MULTINATIONALS SAY NOT RESPONSIBLE

The multinationals had argued they could not be held responsible for use the U.S. military made of their product.

The court ruled it did not have jurisdiction to judge a case involving the U.S. government's wartime actions, Agence France Presse reported. Reuters could not immediately see the ruling.

Amelie Lefebvre, Tran To Nga's lawyer, is seen on a screen as Tran To Nga, a French-Vietnamese woman, who claims she was a victim of Agent Orange, politician Helene Luc listen to during a news conference in Paris, the day after a French court threw out her lawsuit against more than a dozen multinationals that produced and sold the toxic herbicide used by U.S. troops during the war in Vietnam, France, May 11, 2021. REUTERS/Sarah Meyssonnier

One of Tran's lawyers, William Bourdon, said in a statement on Twitter that the court was applying an obsolete definition of the immunity of jurisdiction principle which contradicted modern principles of international and national law.

He said it was "astounding" that the court had backed the companies' contention that they were acting on orders when responding to U.S. government tenders for contracts.

In a statement, Bayer said it welcomed the court's decision while saying it had "great sympathy for Ms.
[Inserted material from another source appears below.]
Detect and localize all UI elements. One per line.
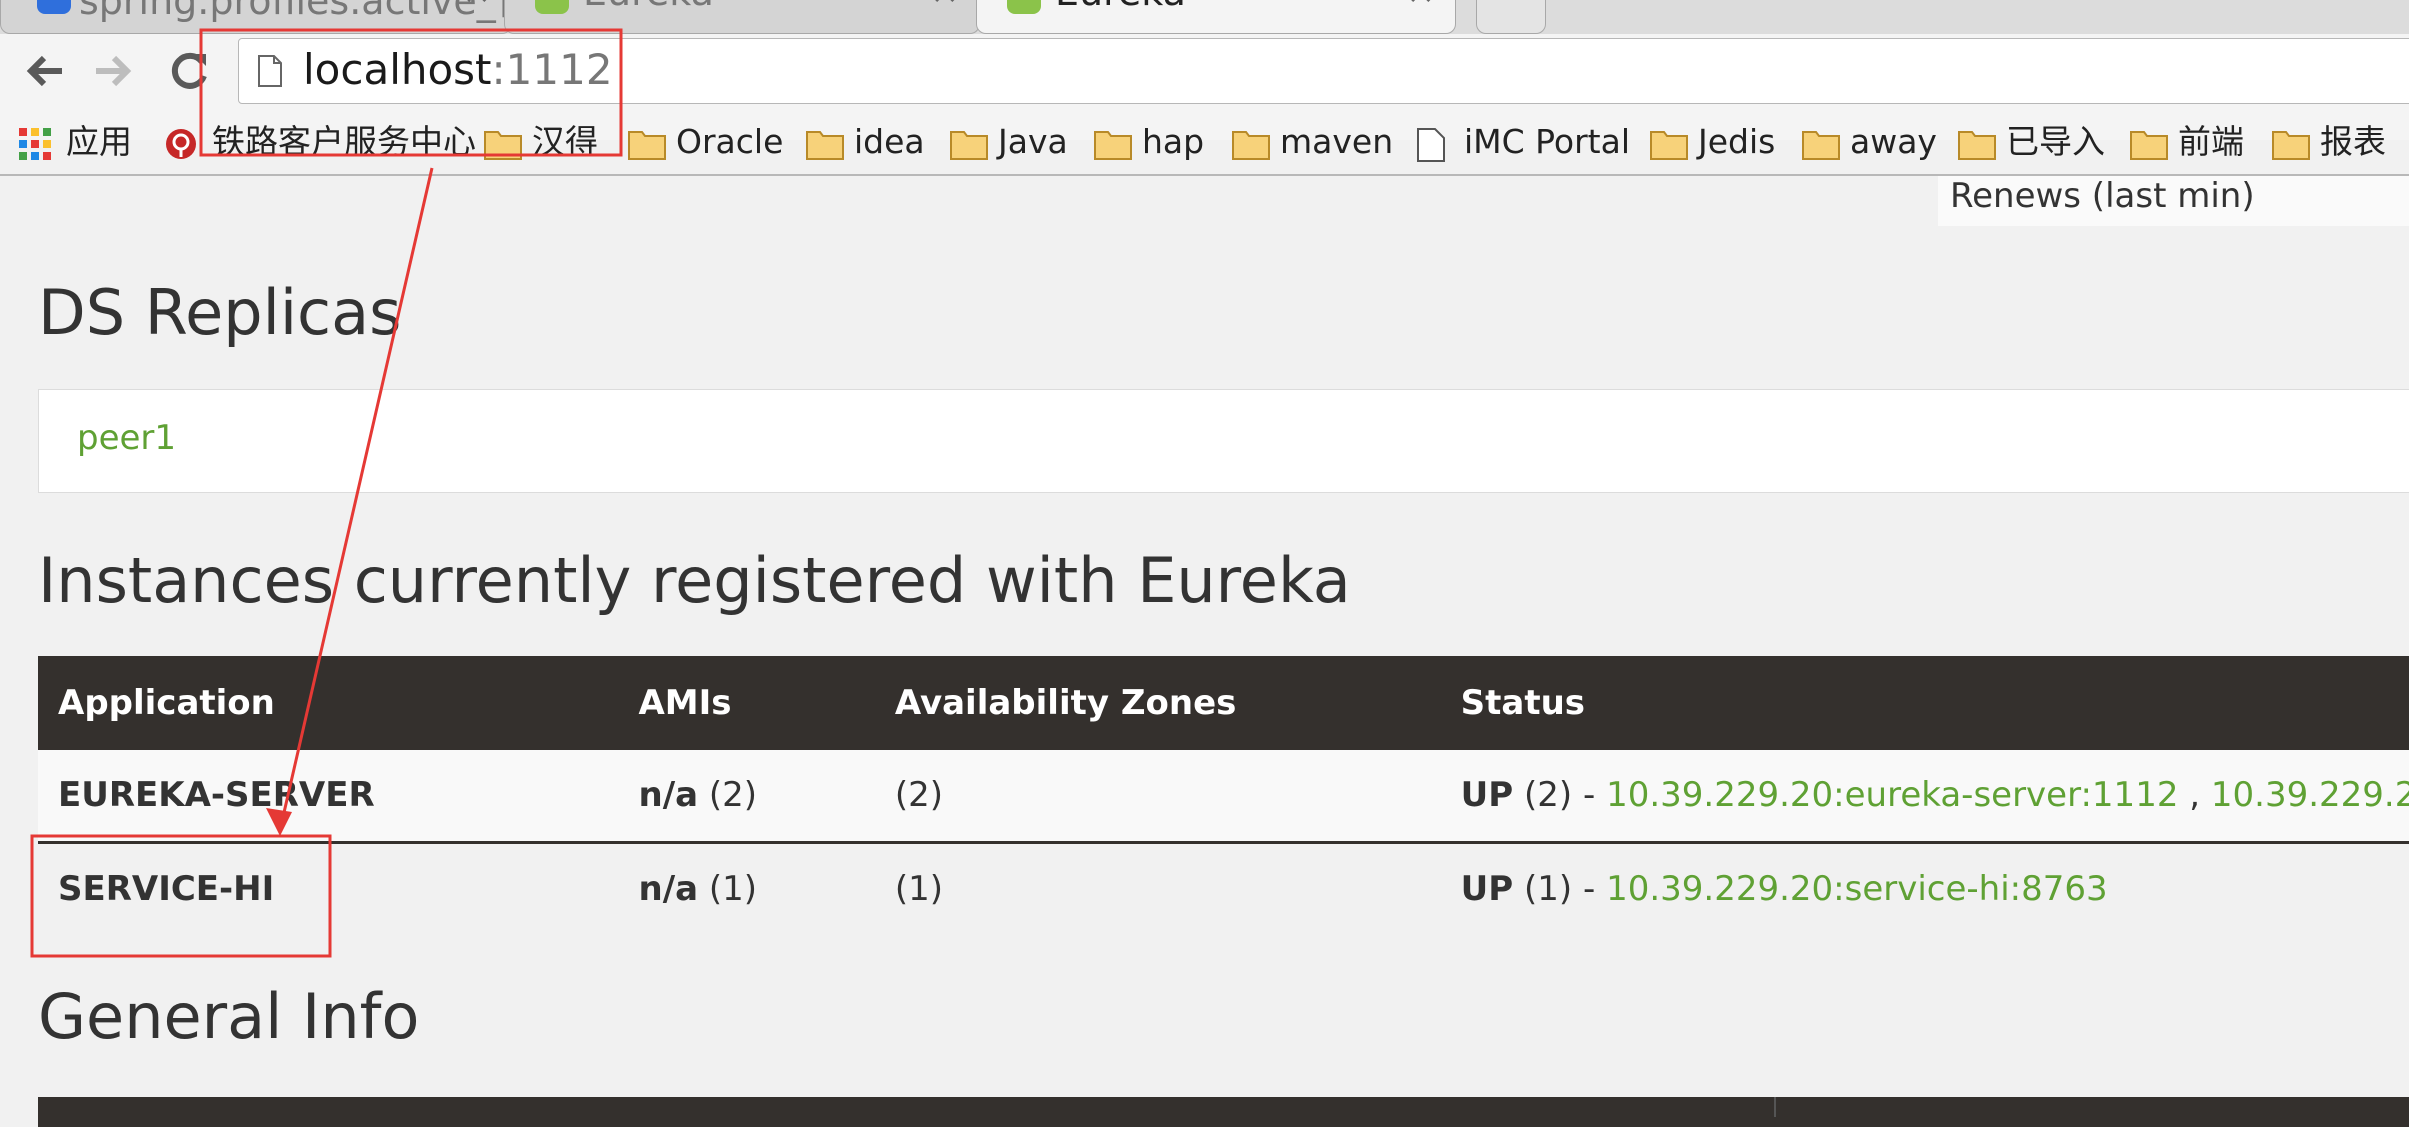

Tran To Nga and all those who suffered during the Vietnam war".

Nguyen Van Bon, member of the Union Generale des Vietnamiens de France (UGVF), and Tran To Nga, a French-Vietnamese woman, who claims she was a victim of Agent Orange, attend a news conference in Paris, the day after a French court threw out her lawsuit against more than a dozen multinationals that produced and sold the toxic herbicide used by U.S. troops during the war in Vietnam, France, May 11, 2021. REUTERS/Sarah Meyssonnier

But it said it had been "well-established by courts for many years that wartime contractors like the nine former manufacturers, operating at the behest of the U.S. government, are not responsible for the alleged damage claims associated with the government's use of such product during wartime".

So far, only military veterans from the United States and other countries involved in the war have won compensation over Agent Orange. In 2008, a U.S. federal appeals court upheld the dismissal of a civil lawsuit against major U.S. chemical companies brought by Vietnamese plaintiffs.

The United States has maintained there is no scientifically proven link between the wartime spraying and the claims of dioxin poisoning of many Vietnamese.